Another important histological finding in our in vivo experiment was that the DiI-labeled HVFs fully occupied the neo-fascia formation after the in vivo transplantation of the tissue-engineered fascia equivalent. This result indicates that it is the transplanted HVFs and not the host cells that aid in the regeneration process. Therefore, autologous cells for tissue-engineering applications in regenerative medicine should be screened for their eligibility beforehand to ensure favorable outcomes. As we have shown in this study, eligible HVFs for tissue engineering were cells with high collagen I/III ratios. Unfortunately, HVFs from most (4/7) of our patients with symptomatic POP had low collagen I/III ratios. Therapeutic regimens or replacement cell sources should be found for these patients. Zong et al. [19, 20] studied the cultured pelvic fibroblasts from women with POP and found that the active form of MMP-1 and MMP-13 is suppressed by the concomitant addition of estradiol and progesterone, suggesting their protective effect against collagen degradation. It has also been suggested that POP could be treated with autologous stem cells [21]. Recently, mesenchymal stem cells from human bone marrow have been successfully differentiated into the fibroblastic lineage [22].
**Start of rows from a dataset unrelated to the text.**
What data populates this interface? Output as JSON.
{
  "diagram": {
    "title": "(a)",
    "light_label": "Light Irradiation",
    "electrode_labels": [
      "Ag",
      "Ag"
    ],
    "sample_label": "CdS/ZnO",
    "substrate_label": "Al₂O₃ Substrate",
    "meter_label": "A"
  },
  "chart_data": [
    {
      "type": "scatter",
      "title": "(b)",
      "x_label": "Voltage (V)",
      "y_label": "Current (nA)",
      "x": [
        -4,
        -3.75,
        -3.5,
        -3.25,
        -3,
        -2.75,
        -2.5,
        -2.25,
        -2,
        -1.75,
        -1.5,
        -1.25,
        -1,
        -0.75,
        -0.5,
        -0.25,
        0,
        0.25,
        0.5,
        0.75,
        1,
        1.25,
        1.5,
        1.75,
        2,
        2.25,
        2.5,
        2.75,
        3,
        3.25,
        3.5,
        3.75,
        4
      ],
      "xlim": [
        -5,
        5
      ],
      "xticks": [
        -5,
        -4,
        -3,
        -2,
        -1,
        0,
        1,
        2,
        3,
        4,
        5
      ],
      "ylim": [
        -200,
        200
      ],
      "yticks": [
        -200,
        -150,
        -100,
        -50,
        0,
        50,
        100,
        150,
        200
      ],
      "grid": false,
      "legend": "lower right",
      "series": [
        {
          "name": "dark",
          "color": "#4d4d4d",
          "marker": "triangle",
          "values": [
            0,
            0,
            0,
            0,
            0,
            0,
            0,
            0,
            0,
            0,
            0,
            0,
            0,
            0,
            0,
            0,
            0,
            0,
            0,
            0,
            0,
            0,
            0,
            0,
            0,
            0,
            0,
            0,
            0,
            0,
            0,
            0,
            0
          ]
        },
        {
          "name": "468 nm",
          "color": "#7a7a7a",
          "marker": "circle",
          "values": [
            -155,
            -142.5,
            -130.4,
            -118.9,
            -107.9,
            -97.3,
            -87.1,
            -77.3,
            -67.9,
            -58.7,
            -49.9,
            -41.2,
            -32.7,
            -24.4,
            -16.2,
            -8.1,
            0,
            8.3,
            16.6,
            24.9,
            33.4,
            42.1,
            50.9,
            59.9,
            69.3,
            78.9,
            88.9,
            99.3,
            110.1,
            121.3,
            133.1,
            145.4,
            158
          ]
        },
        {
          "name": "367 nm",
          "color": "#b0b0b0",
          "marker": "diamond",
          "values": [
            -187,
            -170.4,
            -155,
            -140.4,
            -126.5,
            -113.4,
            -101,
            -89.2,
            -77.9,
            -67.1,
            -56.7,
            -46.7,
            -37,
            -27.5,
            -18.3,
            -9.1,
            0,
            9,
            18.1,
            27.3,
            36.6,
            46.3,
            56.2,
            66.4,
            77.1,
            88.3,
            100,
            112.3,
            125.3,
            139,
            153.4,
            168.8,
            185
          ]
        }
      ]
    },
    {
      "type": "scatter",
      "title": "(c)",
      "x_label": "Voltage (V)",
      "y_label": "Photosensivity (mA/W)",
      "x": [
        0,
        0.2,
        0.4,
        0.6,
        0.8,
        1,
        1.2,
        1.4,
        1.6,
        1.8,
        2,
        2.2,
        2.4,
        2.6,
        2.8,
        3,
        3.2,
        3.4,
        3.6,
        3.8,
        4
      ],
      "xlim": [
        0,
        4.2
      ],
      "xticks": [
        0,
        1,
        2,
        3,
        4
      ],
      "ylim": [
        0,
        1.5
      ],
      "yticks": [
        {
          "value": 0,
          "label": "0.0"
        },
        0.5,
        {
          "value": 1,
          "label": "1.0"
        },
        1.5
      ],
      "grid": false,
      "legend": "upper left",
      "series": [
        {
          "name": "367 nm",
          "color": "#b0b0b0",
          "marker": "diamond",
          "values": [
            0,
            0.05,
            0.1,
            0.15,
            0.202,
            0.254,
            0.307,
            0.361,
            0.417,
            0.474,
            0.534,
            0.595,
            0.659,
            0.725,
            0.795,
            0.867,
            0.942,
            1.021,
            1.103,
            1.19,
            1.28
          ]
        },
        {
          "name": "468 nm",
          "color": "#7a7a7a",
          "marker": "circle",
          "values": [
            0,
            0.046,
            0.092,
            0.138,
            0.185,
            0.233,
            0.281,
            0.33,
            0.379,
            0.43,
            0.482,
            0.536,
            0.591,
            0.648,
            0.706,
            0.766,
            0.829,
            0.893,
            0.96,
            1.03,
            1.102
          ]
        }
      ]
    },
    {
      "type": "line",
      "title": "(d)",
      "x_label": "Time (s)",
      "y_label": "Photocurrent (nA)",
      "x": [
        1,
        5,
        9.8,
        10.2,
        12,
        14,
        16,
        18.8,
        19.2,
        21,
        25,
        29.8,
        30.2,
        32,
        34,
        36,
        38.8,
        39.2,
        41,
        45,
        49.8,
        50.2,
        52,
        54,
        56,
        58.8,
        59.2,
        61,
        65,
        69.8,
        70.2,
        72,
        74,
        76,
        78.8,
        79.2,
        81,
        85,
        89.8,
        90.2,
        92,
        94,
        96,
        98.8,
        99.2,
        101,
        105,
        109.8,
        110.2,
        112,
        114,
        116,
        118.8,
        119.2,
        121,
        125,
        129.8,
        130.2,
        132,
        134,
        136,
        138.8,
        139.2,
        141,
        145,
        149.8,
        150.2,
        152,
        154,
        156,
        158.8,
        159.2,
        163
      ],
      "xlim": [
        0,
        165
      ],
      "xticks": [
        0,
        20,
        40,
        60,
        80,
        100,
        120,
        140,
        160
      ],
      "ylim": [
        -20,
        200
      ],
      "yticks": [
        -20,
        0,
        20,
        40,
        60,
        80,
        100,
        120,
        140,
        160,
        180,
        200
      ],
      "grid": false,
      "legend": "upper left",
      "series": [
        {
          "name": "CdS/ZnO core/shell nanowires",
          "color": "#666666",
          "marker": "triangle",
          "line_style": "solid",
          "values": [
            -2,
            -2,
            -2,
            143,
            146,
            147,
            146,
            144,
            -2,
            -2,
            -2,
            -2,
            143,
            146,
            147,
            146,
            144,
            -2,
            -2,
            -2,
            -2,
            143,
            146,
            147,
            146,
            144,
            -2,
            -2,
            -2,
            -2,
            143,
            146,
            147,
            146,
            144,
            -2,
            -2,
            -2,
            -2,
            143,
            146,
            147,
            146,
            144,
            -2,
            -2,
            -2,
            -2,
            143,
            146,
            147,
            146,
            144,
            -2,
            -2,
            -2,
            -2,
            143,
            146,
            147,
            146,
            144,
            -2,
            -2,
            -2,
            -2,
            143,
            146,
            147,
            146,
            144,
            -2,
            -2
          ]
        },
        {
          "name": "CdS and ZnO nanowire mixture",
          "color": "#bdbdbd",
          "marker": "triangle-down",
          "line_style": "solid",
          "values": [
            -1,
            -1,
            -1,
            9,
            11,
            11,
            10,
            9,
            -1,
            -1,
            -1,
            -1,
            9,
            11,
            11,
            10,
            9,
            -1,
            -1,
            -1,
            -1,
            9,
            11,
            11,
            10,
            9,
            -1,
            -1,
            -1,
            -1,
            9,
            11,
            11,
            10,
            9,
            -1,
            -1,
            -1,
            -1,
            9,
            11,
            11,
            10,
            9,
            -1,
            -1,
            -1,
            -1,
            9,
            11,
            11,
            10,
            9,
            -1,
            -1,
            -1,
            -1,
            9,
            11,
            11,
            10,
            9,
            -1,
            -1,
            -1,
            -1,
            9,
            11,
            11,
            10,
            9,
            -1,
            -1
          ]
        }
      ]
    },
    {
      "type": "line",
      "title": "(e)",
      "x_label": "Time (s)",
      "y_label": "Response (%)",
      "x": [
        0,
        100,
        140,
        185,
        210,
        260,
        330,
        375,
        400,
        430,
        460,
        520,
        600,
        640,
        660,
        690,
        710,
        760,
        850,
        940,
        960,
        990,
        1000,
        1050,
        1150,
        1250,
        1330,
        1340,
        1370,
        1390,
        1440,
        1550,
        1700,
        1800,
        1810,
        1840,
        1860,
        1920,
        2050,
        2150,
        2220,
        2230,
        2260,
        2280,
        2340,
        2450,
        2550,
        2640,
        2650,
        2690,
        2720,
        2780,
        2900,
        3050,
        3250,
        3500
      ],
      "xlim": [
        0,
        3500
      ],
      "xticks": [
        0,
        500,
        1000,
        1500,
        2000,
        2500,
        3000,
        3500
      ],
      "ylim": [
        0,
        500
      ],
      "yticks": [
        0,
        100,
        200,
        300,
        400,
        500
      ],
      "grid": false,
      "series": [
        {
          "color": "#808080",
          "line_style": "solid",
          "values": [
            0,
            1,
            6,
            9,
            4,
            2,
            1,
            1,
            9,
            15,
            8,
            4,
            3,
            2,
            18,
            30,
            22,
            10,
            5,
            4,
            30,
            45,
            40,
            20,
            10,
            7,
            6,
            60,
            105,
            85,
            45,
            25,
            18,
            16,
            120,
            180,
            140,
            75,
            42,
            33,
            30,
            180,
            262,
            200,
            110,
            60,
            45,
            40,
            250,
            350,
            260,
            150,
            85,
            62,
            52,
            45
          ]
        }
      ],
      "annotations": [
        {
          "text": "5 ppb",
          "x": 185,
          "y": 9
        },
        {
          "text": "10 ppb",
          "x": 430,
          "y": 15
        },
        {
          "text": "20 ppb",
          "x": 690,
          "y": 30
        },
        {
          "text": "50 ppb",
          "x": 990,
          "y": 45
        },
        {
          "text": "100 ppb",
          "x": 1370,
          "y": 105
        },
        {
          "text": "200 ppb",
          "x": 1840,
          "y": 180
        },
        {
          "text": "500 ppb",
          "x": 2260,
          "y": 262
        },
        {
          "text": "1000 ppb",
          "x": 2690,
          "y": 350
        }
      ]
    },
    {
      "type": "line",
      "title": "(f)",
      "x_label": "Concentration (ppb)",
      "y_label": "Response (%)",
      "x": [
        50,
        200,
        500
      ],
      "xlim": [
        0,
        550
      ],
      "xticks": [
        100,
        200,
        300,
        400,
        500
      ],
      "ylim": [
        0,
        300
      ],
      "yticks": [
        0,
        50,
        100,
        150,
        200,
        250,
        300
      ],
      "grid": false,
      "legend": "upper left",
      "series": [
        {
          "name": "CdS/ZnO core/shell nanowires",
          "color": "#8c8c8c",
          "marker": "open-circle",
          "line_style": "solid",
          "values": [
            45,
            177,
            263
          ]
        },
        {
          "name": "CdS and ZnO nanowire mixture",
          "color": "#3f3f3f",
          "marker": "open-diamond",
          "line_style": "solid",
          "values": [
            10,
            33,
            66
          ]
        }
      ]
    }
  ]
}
In conclusion, we suggest that HVFs with high collagen I/III ratios, which also exhibit a high proliferation potential, could be the candidate cells for the construction of a fascia equivalent in vitro with a biodegradable scaffold. On the other hand, therapeutic regimens or replacement cell sources should be found for patients who have HVFs with low collagen I/III ratios and are, therefore, ineligible for therapeutic applications. The favorable histological outcome of in vivo transplantation of a tissue-engineered fascia equivalent resulting in a well-organized neo-fascia formation suggests a promising treatment option for POP in the future.